We have a real jewel in Balboa Park and it is time we set structure/organization in place for its perpetual care.
The only way to make the Starlight Bowl work would be to reroute all the airliners landing at Lindbergh Field. It ain't gonna happen in our lifetimes. The city should identify alternatives uses for the site that wouldn't be affected by the fact that the site is directly below the Lindbergh Landing path. As for the Jacob's proposal, the city shouldn't issue bonds or take any other actions to support the project until it has the promised $30 million in private contributions in the bank.
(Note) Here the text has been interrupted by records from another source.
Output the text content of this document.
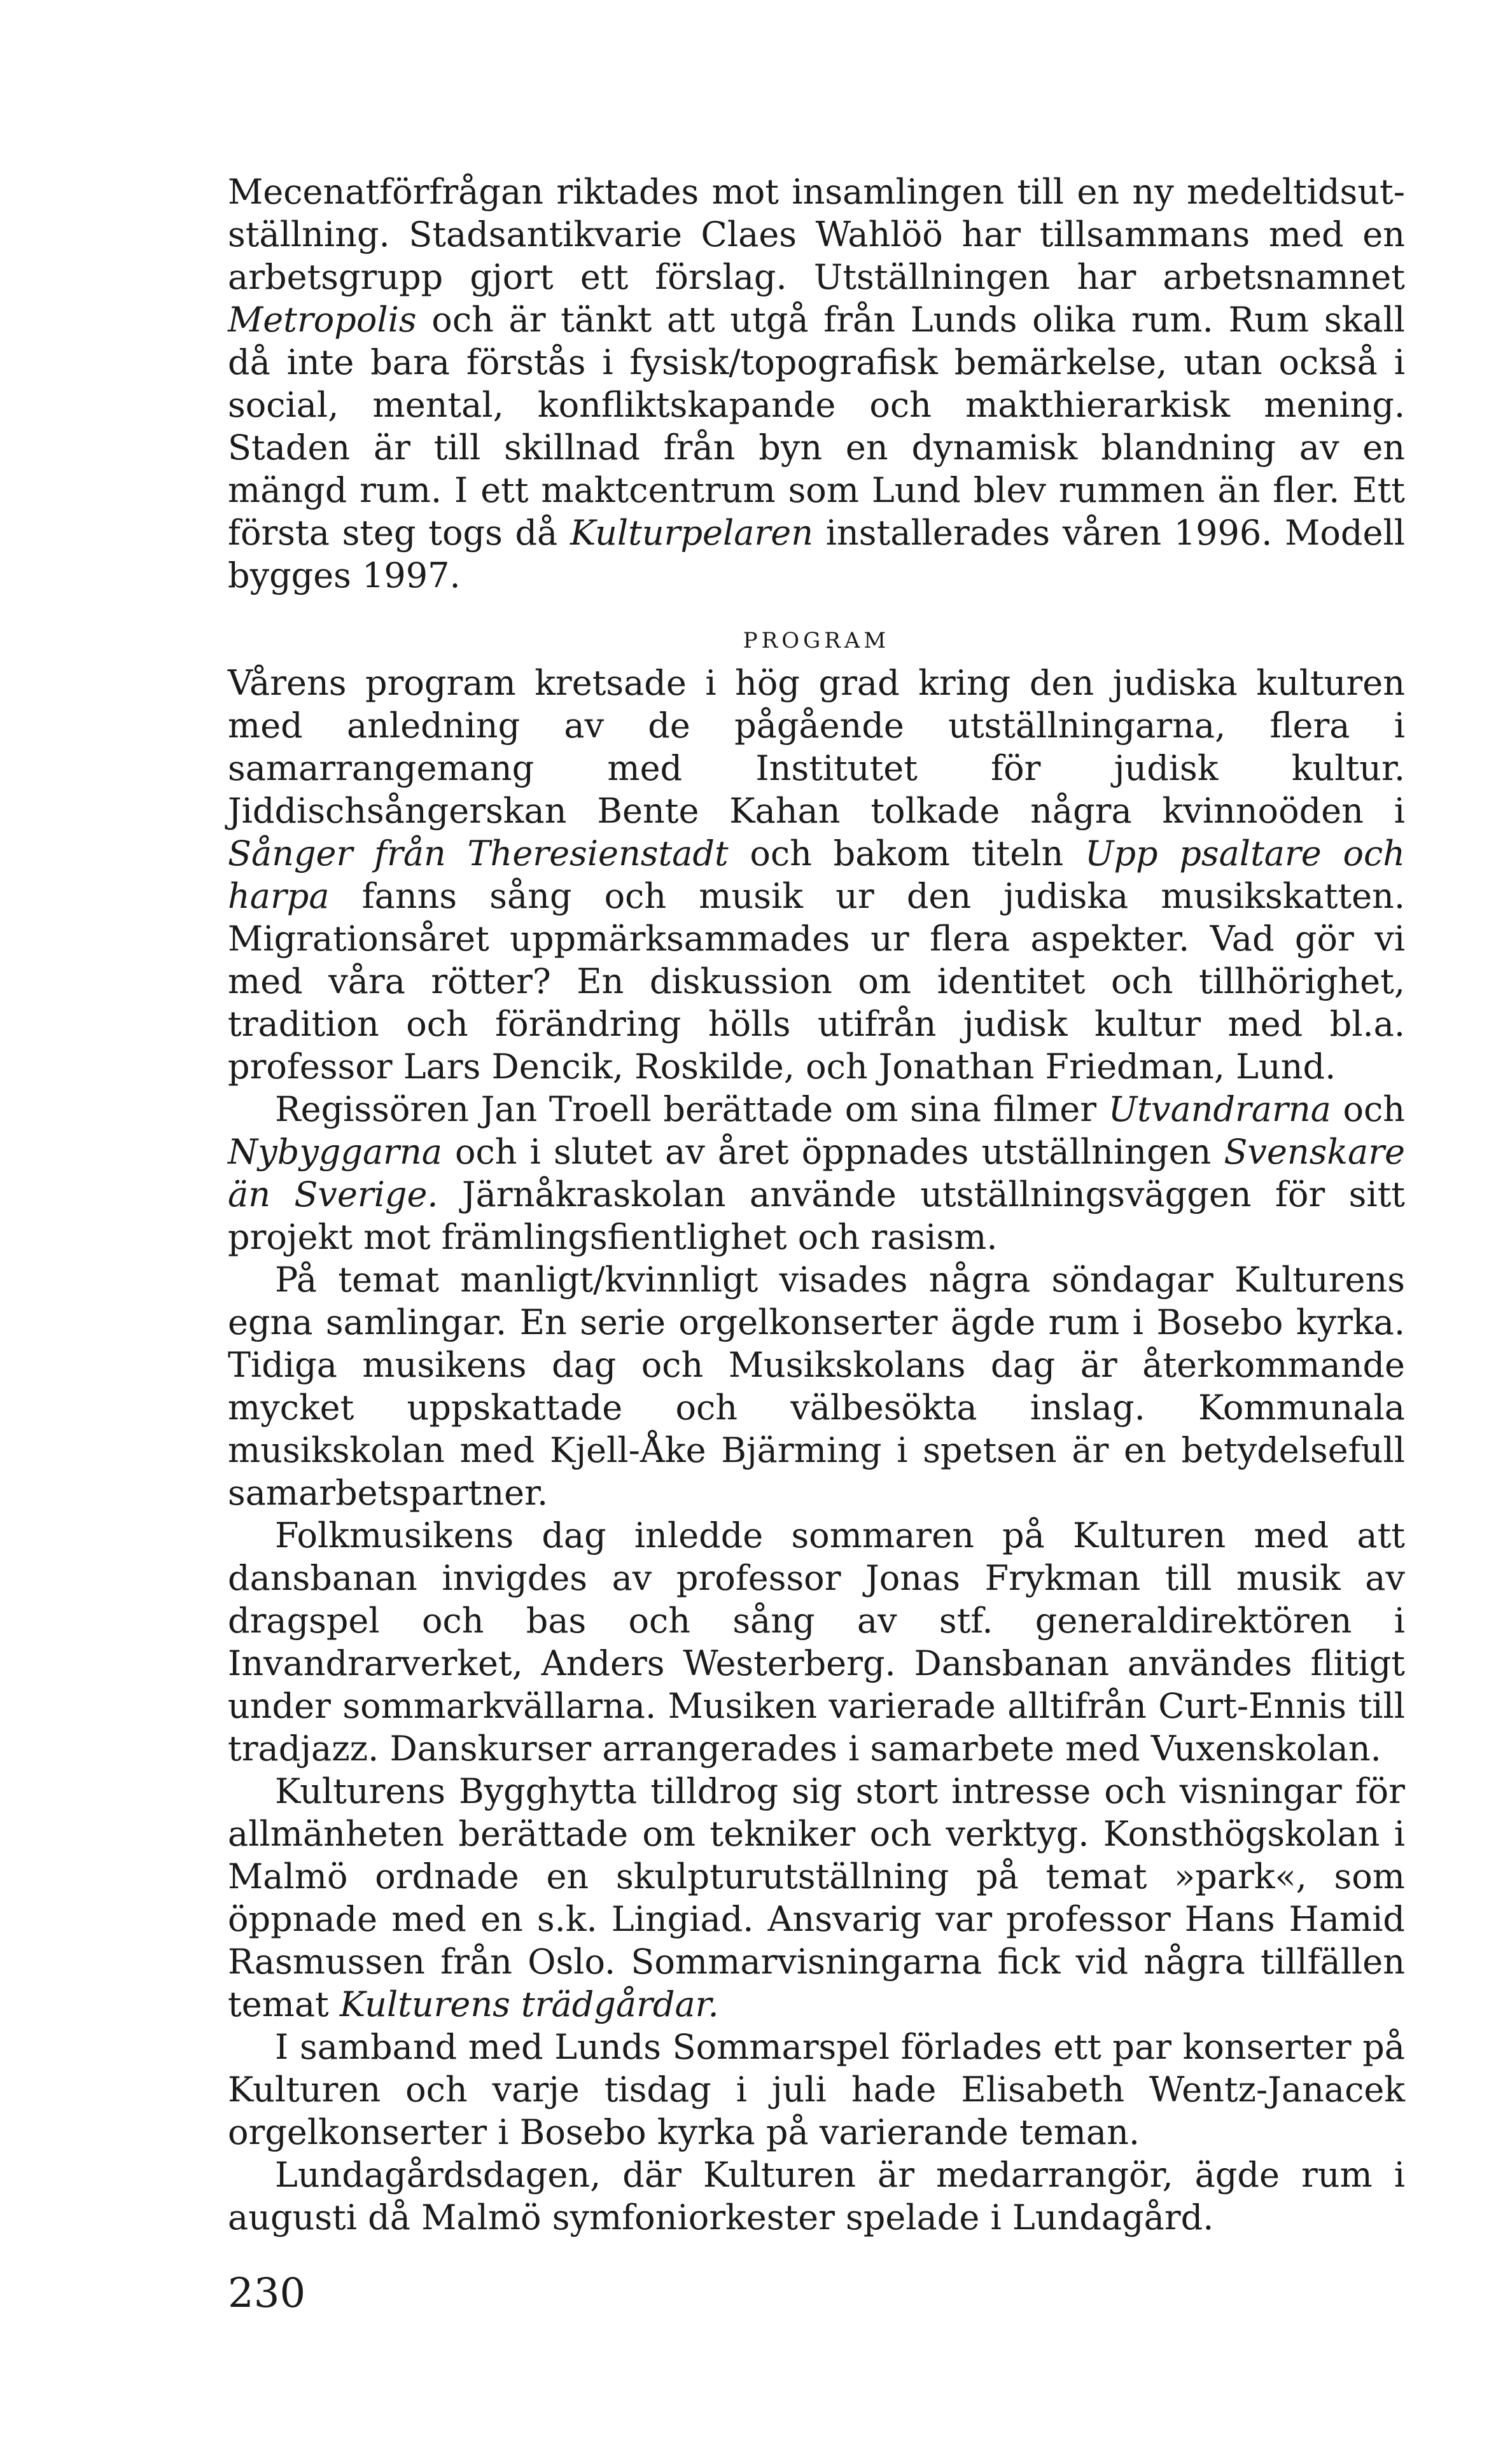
Mecenatförfrågan riktades mot insamlingen till en ny medeltidsutställning. Stadsantikvarie Claes Wahlöö har tillsammans med en arbetsgrupp gjort ett förslag. Utställningen har arbetsnamnet Metropolis och är tänkt att utgå från Lunds olika rum. Rum skall då inte bara förstås i fysisk/topografisk bemärkelse, utan också i social, mental, konfliktskapande och makthierarkisk mening. Staden är till skillnad från byn en dynamisk blandning av en mängd rum. I ett maktcentrum som Lund blev rummen än fler. Ett första steg togs då Kulturpelaren installerades våren 1996. Modell bygges 1997.

PROGRAM

Vårens program kretsade i hög grad kring den judiska kulturen med anledning av de pågående utställningarna, flera i samarrangemang med Institutet för judisk kultur. Jiddischsångerskan Bente Kahan tolkade några kvinnoöden i Sånger från Theresienstadt och bakom titeln Upp psaltare och harpa fanns sång och musik ur den judiska musikskatten. Migrationsåret uppmärksammades ur flera aspekter. Vad gör vi med våra rötter? En diskussion om identitet och tillhörighet, tradition och förändring hölls utifrån judisk kultur med bl.a. professor Lars Dencik, Roskilde, och Jonathan Friedman, Lund.

Regissören Jan Troell berättade om sina filmer Utvandrarna och Nybyggarna och i slutet av året öppnades utställningen Svenskare än Sverige. Järnåkraskolan använde utställningsväggen för sitt projekt mot främlingsfientlighet och rasism.

På temat manligt/kvinnligt visades några söndagar Kulturens egna samlingar. En serie orgelkonserter ägde rum i Bosebo kyrka. Tidiga musikens dag och Musikskolans dag är återkommande mycket uppskattade och välbesökta inslag. Kommunala musikskolan med Kjell-Åke Bjärming i spetsen är en betydelsefull samarbetspartner.

Folkmusikens dag inledde sommaren på Kulturen med att dansbanan invigdes av professor Jonas Frykman till musik av dragspel och bas och sång av stf. generaldirektören i Invandrarverket, Anders Westerberg. Dansbanan användes flitigt under sommarkvällarna. Musiken varierade alltifrån Curt-Ennis till tradjazz. Danskurser arrangerades i samarbete med Vuxenskolan.

Kulturens Bygghytta tilldrog sig stort intresse och visningar för allmänheten berättade om tekniker och verktyg. Konsthögskolan i Malmö ordnade en skulpturutställning på temat »park«, som öppnade med en s.k. Lingiad. Ansvarig var professor Hans Hamid Rasmussen från Oslo. Sommarvisningarna fick vid några tillfällen temat Kulturens trädgårdar.

I samband med Lunds Sommarspel förlades ett par konserter på Kulturen och varje tisdag i juli hade Elisabeth Wentz-Janacek orgelkonserter i Bosebo kyrka på varierande teman.

Lundagårdsdagen, där Kulturen är medarrangör, ägde rum i augusti då Malmö symfoniorkester spelade i Lundagård.

230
Talk is cheap.
Renovation of the Starlight Theatre should not be on the infrastructure priority list because: 1) It is not an historic structure; 2) It has no architectural merit; 3) Watching a musical while being buzzed by 747s is not pleasurable; and 4) Its revival is not economic (Remember the renovation of the North Park Theatre?).
As far as the renovation of significant Balboa Park structures - we need to define the priorities and fund sources. As with our decaying streets and our huge homeless problem, there are not enough funds available to do the job. Will the Mayor and/or the City Council have the guts to propose a bond measure?
The City seems to have an abundance of performing arts faculties. Why not preserve the facades of the Starlight, build a parking garage there, and remove the surface parking from the Pan American Plaza?
The parking in the Pan American Plaza is far more intrusive into the park than the Organ Pavilion Parking lot.
Airliners are becoming quieter all the time. The options presented by Bill Bradshaw may not apply. How about some authoritative comment by the FAA or airport officials on expected noise levels?
I don't get the plan for Starlight Theater. Seems to me there are three options, (1) operate between 11 PM and 6 AM, (2) make it a domed facility, and (3) change the flight path into Lindbergh Field. If there's a fourth, please tell me. If the idea is simply to clean it up and reopen, someone is going to lose a lot of money, hopefully not the taxpayers.
@Bill Bradshaw Agree! The effort to save the Starlight Theater is mostly about nostalgia -- and ironically, much of the nostalgia stems from what a hilariously bad experience it is to watch a show in an open-air theater under a busy flight path. San Diego has so much great theater, I don't see how the Starlight can compete. I think it's a case of people wanting the option/not wanting to see something they loved as a kid disappear, but not really wanting to actually pay to see a show there.
@Bill Bradshaw Starlight Theater - maybe a "domed facility" near an airport - Schools around Heathrow Airport have built "super adobe" huts (first used for war refugees) on the the school grounds so kids can go "outside" and play. The super adobe structures attenuate up to 17dB of the otherwise painfully loud aircraft noise.